A team that includes Johns Hopkins mathematician Holden Lee has developed a theoretical analysis aimed at making a form of generative modeling called diffusion modeling faster—and less resource-heavy. The researchers presented their results at the NeurIPS conference in December.
“Diffusion models require immense computational resources, so practitioners use various tricks to speed them up. However, there’s limited theoretical understanding of why they work. We gave the first proof that a class of such methods can result in substantial acceleration, requiring a sublinear number of steps for generation,” said Lee, an assistant professor in the Department of Applied Mathematics and Statistics at the Whiting School of Engineering.
The study compared two mathematical equations used in generative modeling: They found that using ODEs for some computations in generative models could offer faster computational capabilities.
“We wanted to unravel the mystery of why replacing SDEs with ODEs in these models improved efficiency. This was somewhat surprising because SDEs, which incorporate randomness, are a more natural choice for generating a data distribution, whereas ODEs are deterministic. So why did they do better than SDEs, which are designed to handle random noise?” Lee asked. “We aimed to develop a theory that explains this observed phenomenon.”

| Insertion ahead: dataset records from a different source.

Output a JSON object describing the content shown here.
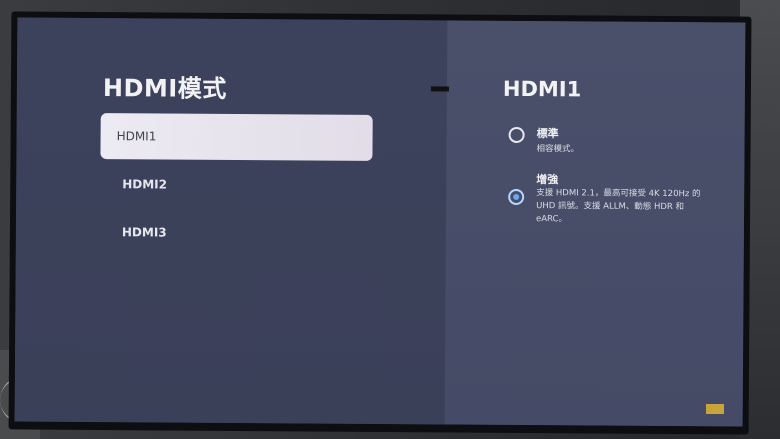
{
  "left_panel": {
    "title": "HDMI模式",
    "items": [
      {
        "label": "HDMI1",
        "selected": true
      },
      {
        "label": "HDMI2",
        "selected": false
      },
      {
        "label": "HDMI3",
        "selected": false
      }
    ]
  },
  "right_panel": {
    "title": "HDMI1",
    "options": [
      {
        "label": "標準",
        "description": "相容模式。",
        "selected": false
      },
      {
        "label": "增強",
        "description": "支援 HDMI 2.1，最高可接受 4K 120Hz 的 UHD 訊號。支援 ALLM、動態 HDR 和 eARC。",
        "selected": true
      }
    ]
  },
  "colors": {
    "accent": "#6aa8f7",
    "panel_left": "#3d425c",
    "panel_right": "#4a506a",
    "selected_item_bg": "#eceaf2"
  }
}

The researchers tackled this challenge by analyzing the number of steps required for the computer program to execute its task. They looked at the dependence on two important aspects: dimensionality (how many different parts or components the program needed to handle) and smoothness (how predictable those parts are).
The team used a technique called a “coupling argument” to compare the accuracy of their computer simulation, which was ODE-based, to an ideal process free from numerical or statistical error. However, in contrast to the SDE simulation, the error from the ODE simulation was harder to control. They found a way to fix any mistakes or discrepancies that popped up during the simulation, using a “corrector” comprising a Markov chain Monte Carlo algorithm to make sure the simulation stayed close to the right track.
“Incorporating the corrector step is crucial for stability. For a high-quality generation, it’s advisable to utilize the corrector alongside the ODE,” said Lee.
They found that by using this method, the computer program could do its job much more efficiently. The ODE-based algorithms speed up the process significantly, requiring fewer steps compared to the SDE-based approaches. However, this acceleration had a cost: the operation became more sensitive to unpredictable or “non-smooth” elements in the data, sometimes increasing the number of steps needed and making errors harder to control.
“As generative AI becomes increasingly ubiquitous, optimizing computational resources becomes imperative. By providing theoretical guarantees and practical guidance, our study lays a foundation for more efficient diffusion model implementations,” Lee explains.